In terms of the Pursue strand of CONTEST – the purpose of which is to stop terrorist attacks from happening in the UK ­– the strategy notes that it will continue to ‘Ensure strong independent oversight of our counter-terrorism work, including publishing annual reports by the Independent Reviewer of Terrorism Legislation, the Biometrics Commissioner and the Investigatory Powers Commissioner.’ In the most comprehensive section on oversight in the whole strategy, two pages are dedicated to outlining the numerous review bodies that oversee the police and investigatory powers that fall within the Pursue strand of CONTEST. These include the Independent Reviewer of Terrorism Legislation, the Investigatory Powers Commissioner and Investigatory Powers Tribunal, Civil Society, and the Intelligence and Security Committee of Parliament.

It is less clear how the other three strands of CONTEST will be reviewed, if at all. There is, for example, no mention of how the Prevent, Protect and Prepare strands of CONTEST are to be reviewed, except for a vague reference to them having ‘governance that coordinates activity and tracks relevant objectives’. The Prevent Oversight Board, which we discussed in an earlier blog post, appears to have disappeared. But more Prevent programmes have been established. There is a new Desistance and Disengagement Programme which aims ‘over the next 12 months to more than double the number of individuals receiving rehabilitative interventions’. The Desistance and Disengagement Programme is a new element of Prevent, which focuses ‘on people subject to court approved conditions, including all terrorism and terrorism-related offenders on probation licence, as well as those on Terrorism Prevention and Investigation Measures (TPIMs) and those who have returned from conflict zones in Syria or Iraq and are subject to Temporary Exclusion Orders (TEOs).’ But the Desistance and Disengagement Programme is more than just a preventive or rehabilitative mechanism, it has a coercive aspect to it: ‘Where mandated for individuals subject to TEOs, TPIMs or probation requirements, non-compliance could lead to the possibility of being charged for breach of conditions or being recalled to prison.’ It is crucial that new aspects of CONTEST are subject to scrutiny and oversight, so that it is clear not only how, but also how well they are working.

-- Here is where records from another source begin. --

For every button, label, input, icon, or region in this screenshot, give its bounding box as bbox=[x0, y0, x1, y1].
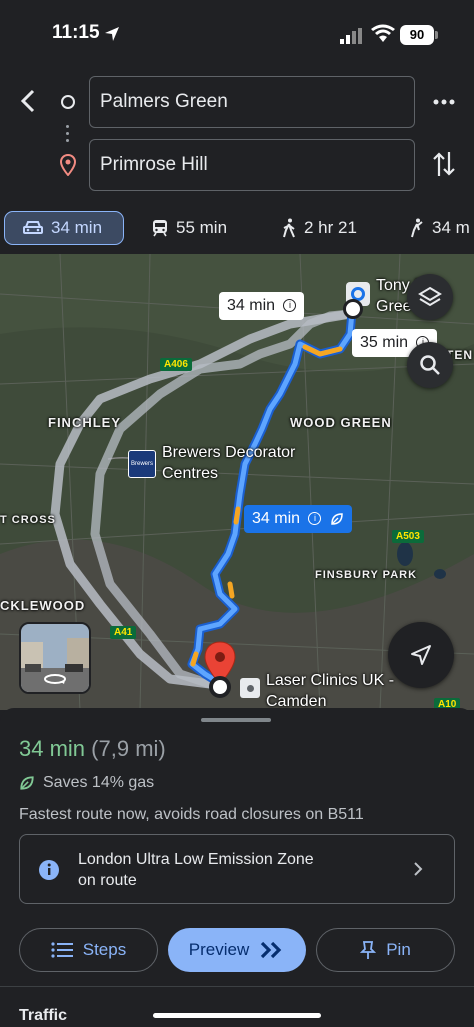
destination-marker bbox=[209, 676, 231, 698]
pin-button[interactable]: Pin bbox=[316, 928, 455, 972]
poi-laser-clinics-icon bbox=[240, 678, 260, 698]
route-map[interactable]: A406 A41 A503 A10 FINCHLEY WOOD GREEN FI… bbox=[0, 254, 474, 710]
road-shield-a503: A503 bbox=[392, 530, 424, 543]
origin-input[interactable]: Palmers Green bbox=[89, 76, 415, 128]
poi-laser-line1[interactable]: Laser Clinics UK - bbox=[266, 671, 394, 691]
walk-icon bbox=[283, 218, 295, 238]
info-icon: i bbox=[308, 512, 322, 526]
navigation-arrow-icon bbox=[411, 645, 431, 665]
duration-value: 34 min bbox=[19, 736, 86, 761]
road-shield-a406: A406 bbox=[160, 358, 192, 371]
area-label-finsbury-park: FINSBURY PARK bbox=[315, 569, 418, 581]
home-indicator[interactable] bbox=[153, 1013, 321, 1018]
battery-tip bbox=[435, 31, 438, 39]
route-bubble-alt-2-label: 35 min bbox=[360, 334, 409, 351]
route-details-sheet[interactable]: 34 min (7,9 mi) Saves 14% gas Fastest ro… bbox=[0, 708, 474, 1027]
ulez-text: London Ultra Low Emission Zone on route bbox=[78, 849, 378, 891]
area-label-finchley: FINCHLEY bbox=[48, 415, 121, 430]
info-icon: i bbox=[283, 299, 297, 313]
car-icon bbox=[23, 221, 43, 234]
route-note: Fastest route now, avoids road closures … bbox=[19, 806, 364, 823]
section-divider bbox=[0, 986, 474, 987]
more-options-icon[interactable] bbox=[432, 98, 456, 106]
wifi-icon bbox=[371, 24, 395, 42]
destination-input[interactable]: Primrose Hill bbox=[89, 139, 415, 191]
route-bubble-main-label: 34 min bbox=[252, 510, 301, 527]
recenter-button[interactable] bbox=[388, 622, 454, 688]
mode-rideshare[interactable]: 34 m bbox=[408, 211, 470, 245]
mode-driving[interactable]: 34 min bbox=[4, 211, 124, 245]
ulez-line2: on route bbox=[78, 872, 137, 889]
preview-button-label: Preview bbox=[188, 940, 250, 959]
pin-button-label: Pin bbox=[386, 940, 411, 959]
list-icon bbox=[51, 942, 73, 958]
area-label-cross: T CROSS bbox=[0, 514, 56, 526]
mode-driving-label: 34 min bbox=[51, 218, 103, 237]
route-bubble-main[interactable]: 34 min i bbox=[244, 505, 352, 533]
chevron-right-icon bbox=[414, 862, 423, 876]
route-connector bbox=[66, 125, 69, 146]
mode-rideshare-label: 34 m bbox=[432, 218, 470, 237]
origin-dot-icon bbox=[61, 95, 75, 109]
location-arrow-icon bbox=[105, 27, 119, 41]
360-icon bbox=[44, 674, 66, 684]
travel-mode-bar: 34 min 55 min 2 hr 21 34 m bbox=[0, 205, 474, 251]
mode-transit[interactable]: 55 min bbox=[152, 211, 227, 245]
origin-marker bbox=[343, 299, 363, 319]
steps-button[interactable]: Steps bbox=[19, 928, 158, 972]
rideshare-icon bbox=[411, 218, 423, 238]
directions-header: Palmers Green Primrose Hill bbox=[0, 70, 474, 200]
status-time: 11:15 bbox=[52, 22, 100, 43]
layers-icon bbox=[418, 286, 442, 307]
search-along-route-button[interactable] bbox=[407, 342, 453, 388]
pin-icon bbox=[360, 941, 377, 959]
ulez-line1: London Ultra Low Emission Zone bbox=[78, 851, 314, 868]
area-label-cricklewood: CKLEWOOD bbox=[0, 598, 86, 613]
drag-handle[interactable] bbox=[201, 718, 271, 722]
status-bar: 11:15 90 bbox=[0, 0, 474, 70]
back-arrow-icon[interactable] bbox=[14, 86, 44, 116]
double-chevron-right-icon bbox=[261, 941, 282, 959]
layers-button[interactable] bbox=[407, 274, 453, 320]
fuel-savings-label: Saves 14% gas bbox=[43, 774, 155, 791]
destination-pin-icon bbox=[60, 154, 76, 176]
eco-leaf-icon bbox=[331, 513, 343, 525]
steps-button-label: Steps bbox=[82, 940, 127, 959]
mode-walking[interactable]: 2 hr 21 bbox=[282, 211, 357, 245]
route-duration: 34 min (7,9 mi) bbox=[19, 736, 166, 762]
train-icon bbox=[153, 220, 167, 237]
route-bubble-alt-1-label: 34 min bbox=[227, 297, 276, 314]
ulez-notice[interactable]: London Ultra Low Emission Zone on route bbox=[19, 834, 455, 904]
poi-brewers-line1[interactable]: Brewers Decorator bbox=[162, 443, 295, 463]
traffic-heading: Traffic bbox=[19, 1007, 68, 1024]
distance-value: (7,9 mi) bbox=[91, 736, 166, 761]
eco-leaf-icon bbox=[20, 776, 34, 790]
area-label-wood-green: WOOD GREEN bbox=[290, 415, 392, 430]
cellular-signal-icon bbox=[340, 28, 362, 44]
road-shield-a41: A41 bbox=[110, 626, 137, 639]
mode-walking-label: 2 hr 21 bbox=[304, 218, 357, 237]
battery-indicator: 90 bbox=[400, 25, 434, 45]
search-icon bbox=[420, 355, 440, 375]
info-icon bbox=[39, 860, 59, 880]
preview-button[interactable]: Preview bbox=[168, 928, 306, 972]
swap-icon[interactable] bbox=[432, 150, 456, 178]
fuel-savings: Saves 14% gas bbox=[19, 774, 154, 792]
poi-brewers-line2[interactable]: Centres bbox=[162, 464, 218, 484]
street-view-thumbnail[interactable] bbox=[19, 622, 91, 694]
route-bubble-alt-1[interactable]: 34 min i bbox=[219, 292, 305, 320]
poi-brewers-logo: Brewers bbox=[128, 450, 156, 478]
mode-transit-label: 55 min bbox=[176, 218, 228, 237]
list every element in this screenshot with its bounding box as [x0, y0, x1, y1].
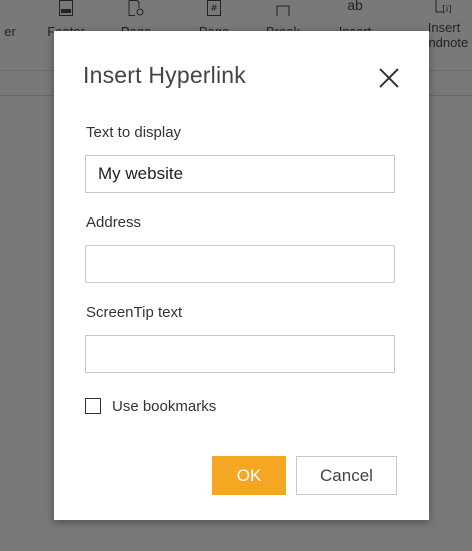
screentip-input[interactable]	[85, 335, 395, 373]
text-to-display-label: Text to display	[86, 124, 182, 141]
close-icon	[379, 68, 399, 88]
use-bookmarks-label[interactable]: Use bookmarks	[112, 398, 216, 415]
close-button[interactable]	[375, 64, 403, 92]
cancel-button[interactable]: Cancel	[296, 456, 397, 495]
use-bookmarks-checkbox[interactable]	[85, 398, 101, 414]
screentip-label: ScreenTip text	[86, 304, 183, 321]
address-label: Address	[86, 214, 142, 231]
dialog-title: Insert Hyperlink	[83, 62, 246, 88]
insert-hyperlink-dialog: Insert Hyperlink Text to display Address…	[54, 31, 429, 520]
text-to-display-input[interactable]	[85, 155, 395, 193]
ok-button[interactable]: OK	[212, 456, 286, 495]
address-input[interactable]	[85, 245, 395, 283]
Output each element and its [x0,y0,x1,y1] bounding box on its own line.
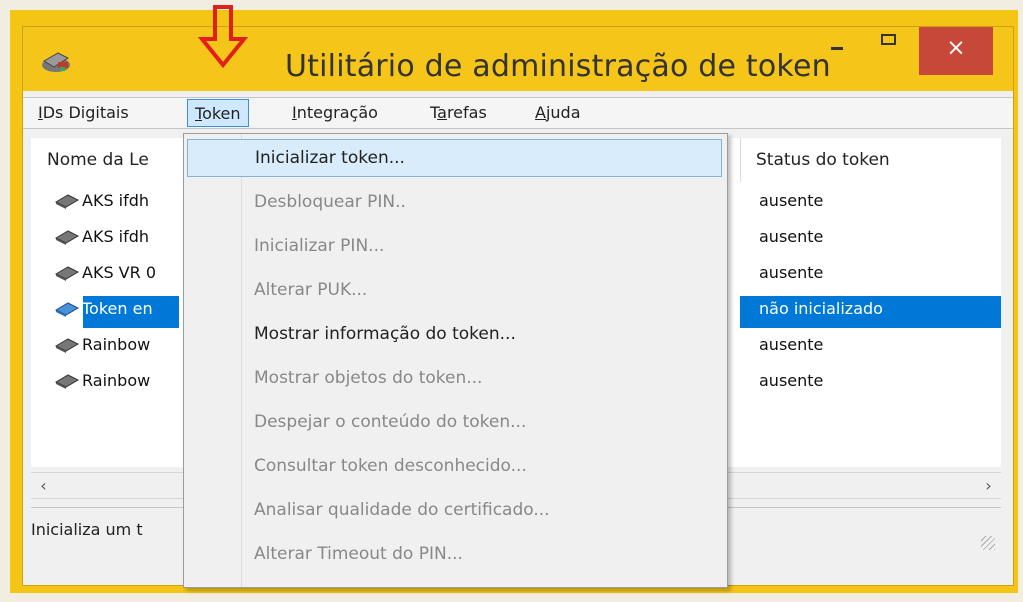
menu-ids-label: Ds Digitais [42,103,129,122]
status-text: Inicializa um t [31,520,143,539]
menu-item-label: Alterar Timeout do PIN... [254,544,463,564]
token-reader-icon [54,374,80,389]
menu-item-consultar-token[interactable]: Consultar token desconhecido... [187,447,722,485]
menu-item-mostrar-objetos[interactable]: Mostrar objetos do token... [187,359,722,397]
token-reader-icon [54,194,80,209]
menu-item-mostrar-informacao[interactable]: Mostrar informação do token... [187,315,722,353]
column-header-status[interactable]: Status do token [756,138,890,182]
menu-ajuda-access-key: A [535,103,546,122]
menu-tarefas-access-key: a [437,103,447,122]
menu-ids-digitais[interactable]: IDs Digitais [31,102,136,124]
token-reader-icon [54,266,80,281]
menu-item-label: Analisar qualidade do certificado... [254,500,550,520]
resize-grip-icon[interactable] [981,536,995,550]
token-status: não inicializado [759,299,883,318]
menu-item-label: Mostrar objetos do token... [254,368,483,388]
close-button[interactable]: × [919,27,993,75]
token-reader-icon [54,338,80,353]
token-status: ausente [759,191,824,210]
token-status: ausente [759,227,824,246]
menu-item-label: Alterar PUK... [254,280,368,300]
menu-item-despejar-conteudo[interactable]: Despejar o conteúdo do token... [187,403,722,441]
menu-ajuda-label: juda [545,103,581,122]
annotation-arrow-down-icon [198,5,248,69]
reader-name: AKS ifdh [82,227,150,246]
token-status: ausente [759,263,824,282]
menu-ajuda[interactable]: Ajuda [528,102,588,124]
maximize-button[interactable] [871,27,905,61]
reader-name: AKS VR 0 [82,263,157,282]
menu-integracao-label: ntegração [296,103,378,122]
scroll-right-icon[interactable]: › [976,473,1001,498]
reader-name: Rainbow [82,371,151,390]
menu-item-label: Despejar o conteúdo do token... [254,412,527,432]
maximize-icon [881,34,896,45]
column-header-name[interactable]: Nome da Le [47,138,149,182]
token-app-icon [42,52,70,72]
menu-token[interactable]: Token [187,99,249,127]
menu-item-label: Inicializar token... [255,148,405,168]
menu-item-inicializar-pin[interactable]: Inicializar PIN... [187,227,722,265]
menu-token-label: oken [202,104,241,123]
menu-item-alterar-puk[interactable]: Alterar PUK... [187,271,722,309]
token-reader-icon [54,230,80,245]
token-menu-dropdown: Inicializar token... Desbloquear PIN.. I… [183,133,728,588]
title-bar: Utilitário de administração de token × [23,27,1013,91]
window-title: Utilitário de administração de token [285,49,831,84]
menu-bar: IDs Digitais Token Integração Tarefas Aj… [23,97,1013,129]
minimize-button[interactable] [819,27,853,61]
menu-tarefas-label: refas [446,103,487,122]
reader-name: Token en [82,299,153,318]
column-divider[interactable] [739,138,741,182]
menu-integracao[interactable]: Integração [285,102,385,124]
menu-token-access-key: T [195,104,203,123]
menu-item-label: Consultar token desconhecido... [254,456,527,476]
minimize-icon [831,47,843,50]
menu-item-desbloquear-pin[interactable]: Desbloquear PIN.. [187,183,722,221]
token-reader-blue-icon [54,302,80,317]
menu-item-analisar-certificado[interactable]: Analisar qualidade do certificado... [187,491,722,529]
scroll-left-icon[interactable]: ‹ [31,473,56,498]
menu-item-inicializar-token[interactable]: Inicializar token... [187,139,722,177]
token-status: ausente [759,371,824,390]
menu-item-alterar-timeout[interactable]: Alterar Timeout do PIN... [187,535,722,573]
reader-name: AKS ifdh [82,191,150,210]
reader-name: Rainbow [82,335,151,354]
token-status: ausente [759,335,824,354]
menu-tarefas[interactable]: Tarefas [423,102,494,124]
menu-item-label: Inicializar PIN... [254,236,385,256]
menu-item-label: Desbloquear PIN.. [254,192,406,212]
menu-item-label: Mostrar informação do token... [254,324,516,344]
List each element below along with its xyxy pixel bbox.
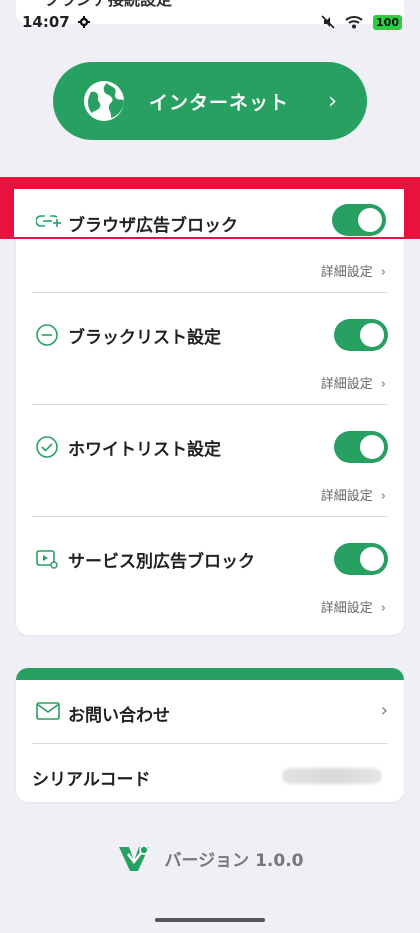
chevron-right-icon: ›: [380, 265, 386, 280]
toggle-knob: [360, 323, 384, 347]
globe-icon: [84, 81, 124, 121]
internet-button-label: インターネット: [149, 91, 290, 114]
version-text: バージョン 1.0.0: [164, 850, 304, 871]
chevron-right-icon: ›: [380, 700, 388, 721]
highlight-frame: ブラウザ広告ブロック: [0, 177, 420, 239]
browser-adblock-toggle[interactable]: [332, 204, 386, 236]
chevron-right-icon: ›: [380, 489, 386, 504]
toggle-knob: [360, 435, 384, 459]
status-bar: 14:07 100: [0, 0, 420, 44]
settings-row-title: ブラックリスト設定: [68, 328, 221, 348]
settings-row-title: ブラウザ広告ブロック: [68, 216, 238, 236]
support-card: お問い合わせ › シリアルコード: [16, 668, 404, 802]
service-adblock-toggle[interactable]: [334, 543, 388, 575]
mail-icon: [36, 702, 60, 720]
chevron-right-icon: ›: [380, 601, 386, 616]
status-time: 14:07: [22, 13, 70, 31]
chevron-right-icon: ›: [380, 377, 386, 392]
settings-row-title: サービス別広告ブロック: [68, 552, 255, 572]
toggle-knob: [358, 208, 382, 232]
serial-code-label: シリアルコード: [32, 770, 151, 790]
internet-button[interactable]: インターネット ›: [53, 62, 367, 140]
toggle-knob: [360, 547, 384, 571]
detail-settings-link[interactable]: 詳細設定 ›: [321, 261, 386, 280]
chevron-right-icon: ›: [328, 88, 337, 114]
wifi-icon: [345, 16, 363, 29]
blacklist-toggle[interactable]: [334, 319, 388, 351]
serial-code-value-blurred: [282, 768, 382, 784]
link-icon: [36, 215, 61, 227]
mute-icon: [321, 15, 335, 29]
whitelist-toggle[interactable]: [334, 431, 388, 463]
settings-row-blacklist: ブラックリスト設定 詳細設定 ›: [32, 293, 388, 405]
detail-settings-link[interactable]: 詳細設定 ›: [321, 373, 386, 392]
home-indicator[interactable]: [155, 918, 265, 922]
serial-code-row: シリアルコード: [32, 744, 388, 802]
battery-indicator: 100: [373, 14, 402, 30]
inquiry-label: お問い合わせ: [68, 706, 170, 726]
settings-row-title: ホワイトリスト設定: [68, 440, 221, 460]
ad-block-settings-card: 詳細設定 › ブラックリスト設定 詳細設定 › ホワイトリスト設定 詳細設定 › サー…: [16, 181, 404, 635]
check-circle-icon: [36, 436, 58, 458]
settings-gear-icon: [77, 16, 90, 28]
detail-settings-link[interactable]: 詳細設定 ›: [321, 597, 386, 616]
settings-row-service-adblock: サービス別広告ブロック 詳細設定 ›: [32, 517, 388, 629]
inquiry-row[interactable]: お問い合わせ ›: [32, 680, 388, 744]
card-accent-bar: [16, 668, 404, 680]
video-settings-icon: [36, 550, 58, 569]
minus-circle-icon: [36, 324, 58, 346]
detail-settings-link[interactable]: 詳細設定 ›: [321, 485, 386, 504]
settings-row-whitelist: ホワイトリスト設定 詳細設定 ›: [32, 405, 388, 517]
app-logo-icon: [118, 845, 149, 871]
version-footer: バージョン 1.0.0: [0, 838, 420, 878]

Towards the end of the new CONTEST strategy, the government sets out its view of the quality of counter-terrorism review in the UK:

“Oversight, scrutiny and transparency of our counter-terrorism work is world-leading, and includes the reports we publish, the involvement of independent judges who review government agencies’ use of intrusive powers and government applications for TEOs and TPIMs, an independent reviewer of terrorism legislation, and accountability to Parliament. We will continue to engage extensively with the public, civil society, academia and Parliament, and through community outreach. We aim to listen and respond to improve our approach to keeping the public safe.”

The contention that the UK’s oversight of counter-terrorism is ‘world-leading’ is not new; similar claims were made when the Investigatory Powers Bill was introduced two years ago. Over the next nine months, the Counter-Terrorism Review Project will be subjecting this claim to academic scrutiny, by evaluating the existing arrangements for oversight and scrutiny of the UK’s counter-terrorism laws, practices and policies.